La troisième règle, qui est celle de la justice, est comprise dans cette maxime : nous devons faire pour les autres ce que nous voudrions que les autres fissent pour nous. Nous voyons encore là la raison et l’amour de nous-mêmes, la force de cette loi n’étant pas seulement dans la lumière de l’esprit qui l’approuve, mais encore dans les motifs de l’amour de nous-mêmes, qui la confirme par un retour sur soi. Tout cela est naturel ; qui le niera ?
La quatrième, qui est la règle de la reconnaissance, peut être ainsi exprimée : nous devons aimer ceux qui nous font du bien. On trouve ici un retour de l’amour de nous-mêmes, qui veut du bien à ceux dont il se sent obligé ; et une maxime de la raison, qui approuve ce sentiment, et qui nous fait regarder comme coupables tous ceux qui ne l’ont pas. Cette règle, aussi bien que les précédentes, coule donc évidemment des principes de la nature.
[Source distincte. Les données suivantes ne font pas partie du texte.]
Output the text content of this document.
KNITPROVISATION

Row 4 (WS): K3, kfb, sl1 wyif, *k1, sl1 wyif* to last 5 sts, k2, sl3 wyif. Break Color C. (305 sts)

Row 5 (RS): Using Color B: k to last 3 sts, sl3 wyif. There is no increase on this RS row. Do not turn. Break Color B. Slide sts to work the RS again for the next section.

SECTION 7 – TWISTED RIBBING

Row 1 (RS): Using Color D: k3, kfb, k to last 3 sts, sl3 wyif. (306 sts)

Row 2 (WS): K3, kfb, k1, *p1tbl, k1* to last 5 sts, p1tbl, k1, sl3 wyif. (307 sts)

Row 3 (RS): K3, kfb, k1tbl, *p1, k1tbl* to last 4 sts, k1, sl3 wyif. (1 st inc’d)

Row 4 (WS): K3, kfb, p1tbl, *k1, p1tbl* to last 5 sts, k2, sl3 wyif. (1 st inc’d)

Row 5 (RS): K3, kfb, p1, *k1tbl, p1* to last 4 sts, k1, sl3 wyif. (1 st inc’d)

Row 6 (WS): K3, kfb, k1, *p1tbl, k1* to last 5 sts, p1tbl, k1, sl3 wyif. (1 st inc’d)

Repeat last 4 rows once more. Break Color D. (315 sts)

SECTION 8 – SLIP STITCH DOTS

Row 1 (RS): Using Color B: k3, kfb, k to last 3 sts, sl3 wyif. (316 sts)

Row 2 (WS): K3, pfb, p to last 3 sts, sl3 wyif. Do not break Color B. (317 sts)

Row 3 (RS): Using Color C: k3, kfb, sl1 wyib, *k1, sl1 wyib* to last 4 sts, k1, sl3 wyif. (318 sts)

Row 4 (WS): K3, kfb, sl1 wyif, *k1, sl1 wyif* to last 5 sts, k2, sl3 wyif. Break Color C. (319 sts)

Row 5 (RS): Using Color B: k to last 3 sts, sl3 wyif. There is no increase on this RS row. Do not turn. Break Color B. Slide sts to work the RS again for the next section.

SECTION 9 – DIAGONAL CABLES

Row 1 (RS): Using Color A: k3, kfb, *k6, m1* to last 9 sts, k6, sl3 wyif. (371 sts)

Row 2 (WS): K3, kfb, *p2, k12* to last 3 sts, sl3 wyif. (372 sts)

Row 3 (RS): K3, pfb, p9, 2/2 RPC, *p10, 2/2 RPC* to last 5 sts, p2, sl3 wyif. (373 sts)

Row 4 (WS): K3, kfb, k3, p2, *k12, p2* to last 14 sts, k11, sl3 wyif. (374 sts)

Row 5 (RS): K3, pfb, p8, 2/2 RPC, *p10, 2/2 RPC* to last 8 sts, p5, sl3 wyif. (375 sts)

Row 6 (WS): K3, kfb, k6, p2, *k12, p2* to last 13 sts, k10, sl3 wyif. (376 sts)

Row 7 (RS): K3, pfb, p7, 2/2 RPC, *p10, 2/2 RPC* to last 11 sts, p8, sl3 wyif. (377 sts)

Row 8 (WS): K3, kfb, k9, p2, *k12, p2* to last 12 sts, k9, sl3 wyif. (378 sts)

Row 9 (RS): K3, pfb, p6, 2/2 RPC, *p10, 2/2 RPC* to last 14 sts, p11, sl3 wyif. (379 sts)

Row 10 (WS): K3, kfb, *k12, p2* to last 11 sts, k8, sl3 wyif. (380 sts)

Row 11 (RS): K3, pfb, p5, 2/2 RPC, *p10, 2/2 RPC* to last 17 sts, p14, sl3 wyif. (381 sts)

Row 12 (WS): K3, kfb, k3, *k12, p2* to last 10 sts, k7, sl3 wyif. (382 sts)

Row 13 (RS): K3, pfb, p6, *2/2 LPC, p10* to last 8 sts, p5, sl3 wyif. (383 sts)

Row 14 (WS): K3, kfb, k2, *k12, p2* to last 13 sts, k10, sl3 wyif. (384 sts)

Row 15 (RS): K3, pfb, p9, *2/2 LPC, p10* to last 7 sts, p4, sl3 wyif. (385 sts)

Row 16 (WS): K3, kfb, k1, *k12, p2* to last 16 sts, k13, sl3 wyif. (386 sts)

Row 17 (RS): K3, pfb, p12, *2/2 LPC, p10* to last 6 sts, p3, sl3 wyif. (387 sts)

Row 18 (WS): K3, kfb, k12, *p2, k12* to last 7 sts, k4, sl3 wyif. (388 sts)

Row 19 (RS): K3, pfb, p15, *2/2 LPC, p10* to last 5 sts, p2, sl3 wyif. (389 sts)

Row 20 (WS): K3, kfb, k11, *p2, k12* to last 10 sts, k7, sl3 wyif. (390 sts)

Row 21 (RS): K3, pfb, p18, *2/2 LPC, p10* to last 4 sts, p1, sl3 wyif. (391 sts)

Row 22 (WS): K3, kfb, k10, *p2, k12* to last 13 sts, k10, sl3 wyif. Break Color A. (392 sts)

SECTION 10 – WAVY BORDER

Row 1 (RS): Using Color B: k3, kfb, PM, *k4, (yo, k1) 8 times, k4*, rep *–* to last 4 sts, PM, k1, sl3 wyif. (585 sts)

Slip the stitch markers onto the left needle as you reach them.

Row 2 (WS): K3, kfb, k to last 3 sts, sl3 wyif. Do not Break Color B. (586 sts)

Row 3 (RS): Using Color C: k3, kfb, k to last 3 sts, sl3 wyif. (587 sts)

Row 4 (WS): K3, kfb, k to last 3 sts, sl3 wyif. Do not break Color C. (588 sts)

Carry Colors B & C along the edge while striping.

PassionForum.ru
Toutes ces règles du bien forment ce que nous appelons la loi naturelle ; mais cette loi doit être encore soutenue par des motifs naturels, qui sont ceux de la conscience. La connaissance naturelle que nous avons de la sagesse, de la bonté et de la justice de Dieu, s’unit merveilleusement avec ces maximes d’équité et de justice. Nous ne nous reprochons pas seulement comme des dérèglements tous les mouvements qui nous font transgresser cette loi naturelle, mais nous craignons nécessairement la justice de Dieu après cette action, comme nous l’avons déjà fait voir en parlant de la conscience.
Comme donc les trahisons, les meurtres, les blasphèmes, les parricides, etc., violent directement cette loi naturelle, et choquent directement les mouvements de la conscience, il s’ensuit que ces actions sont naturellement atroces, et ont une énormité qui ne vient pas seulement des préjugés de l’éducation, et qu’au contraire les préjugés de l’éducation, qui sont égaux, uniformes, et les mêmes à cet égard dans tous les hommes qui sont et qui ont été, sont plutôt fondés sur cette atrocité naturelle, qui naît de la contrariété que ces actions ont avec des maximes et des sentiments qui sortent du fond de la nature, et qui sont même si propres et si essentiels à l’homme, que qui les anéantirait, détruirait entièrement la nature humaine.
Enfin, s’il est naturel à l’homme de se conduire par ces quatre règles, qui composent la loi naturelle, il est contre la nature de les violer. S’il doit obéir à cette loi, comme la nature l’enseigne, il fait mal en la transgressant, et la distinction qui est entre ce bien et ce mal ne saurait être plus essentielle et plus naturelle.